By Shashwat Awasthi
(Reuters) – Emerson Electric Co
Emerson said on Tuesday it would sell its network power unit to investment firm Platinum Equity in a deal worth $4 billion, while Japan’s Nidec Corp <6594.T> would buy its motors and electric power division for $1.2 billion.
Emerson Electric’s shares were down 3.5 percent at $53.82 in premarket trading on Tuesday.
St. Louis-based Emerson said last year it planned to spin off the network power unit, and would explore “strategic alternatives” for the motors and drives, power generation and remaining storage units.
Emerson will retain a subordinated interest in the network power unit, which will continue to be led by Scott Barbour, executive vice president of Emerson and business leader for the network power division, the company said.
The motors and electric power division is part of the industrial automation unit, the company’s second-biggest business.
Emerson has said it will focus on its remaining industrial automation units, along with its process management and heating and air conditioning businesses, which together account for more than half the company’s total revenue.

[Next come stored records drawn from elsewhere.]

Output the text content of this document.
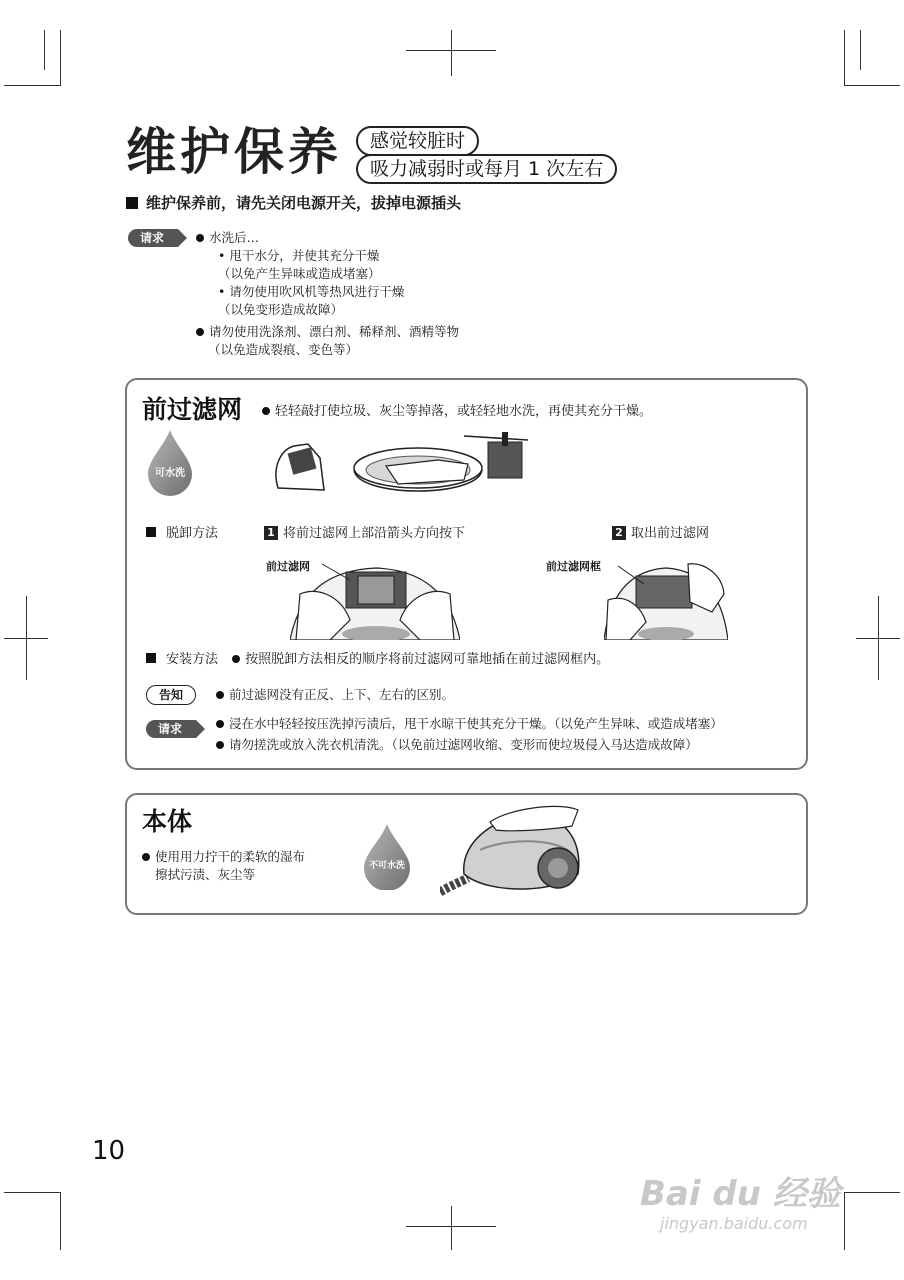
维护保养	感觉较脏时
吸力减弱时或每月 1 次左右
维护保养前，请先关闭电源开关，拔掉电源插头
请求	水洗后…
• 甩干水分，并使其充分干燥
（以免产生异味或造成堵塞）
• 请勿使用吹风机等热风进行干燥
（以免变形造成故障）
请勿使用洗涤剂、漂白剂、稀释剂、酒精等物
（以免造成裂痕、变色等）
前过滤网	轻轻敲打使垃圾、灰尘等掉落，或轻轻地水洗，再使其充分干燥。
可水洗
脱卸方法	1 将前过滤网上部沿箭头方向按下	2 取出前过滤网
前过滤网	前过滤网框
安装方法 按照脱卸方法相反的顺序将前过滤网可靠地插在前过滤网框内。
告知	前过滤网没有正反、上下、左右的区别。
请求	浸在水中轻轻按压洗掉污渍后，甩干水晾干使其充分干燥。（以免产生异味、或造成堵塞）
请勿搓洗或放入洗衣机清洗。（以免前过滤网收缩、变形而使垃圾侵入马达造成故障）
本体
使用用力拧干的柔软的湿布
擦拭污渍、灰尘等
不可水洗
10
Bai du 经验
jingyan.baidu.com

Emerson also cut its full-year adjusted earnings per share forecast to $2.90-$3.00 per share from $3.05-$3.25, citing slowing demand in its end markets amid “low growth global environment”.
Analysts on average were expecting 2016 earnings of $3.07 per share, according to Thomson Reuters I/B/E/S.
Emerson said it expects to incur separation costs of $200-$250 million related to “portfolio repositioning activities” and expects to record a loss of about $100 million in the fourth quarter related to the sale of its motors and electric power unit.
Net earnings attributable to Emerson’s common shareholders fell to $479 million, or 74 cents per share, in the third quarter ended June 30, from $564 million, or 84 cents per share, a year earlier.
Excluding items, Emerson earned 80 cents per share, compared with the average Wall Street estimate of 84 cents per share.
Revenue fell 7 percent to $5.13 billion, hurt by a 13.4 percent drop in revenue from the process management unit, which accounts for more than a third of the company’s total sales.
Analysts on average had estimated revenue of $5.32 billion.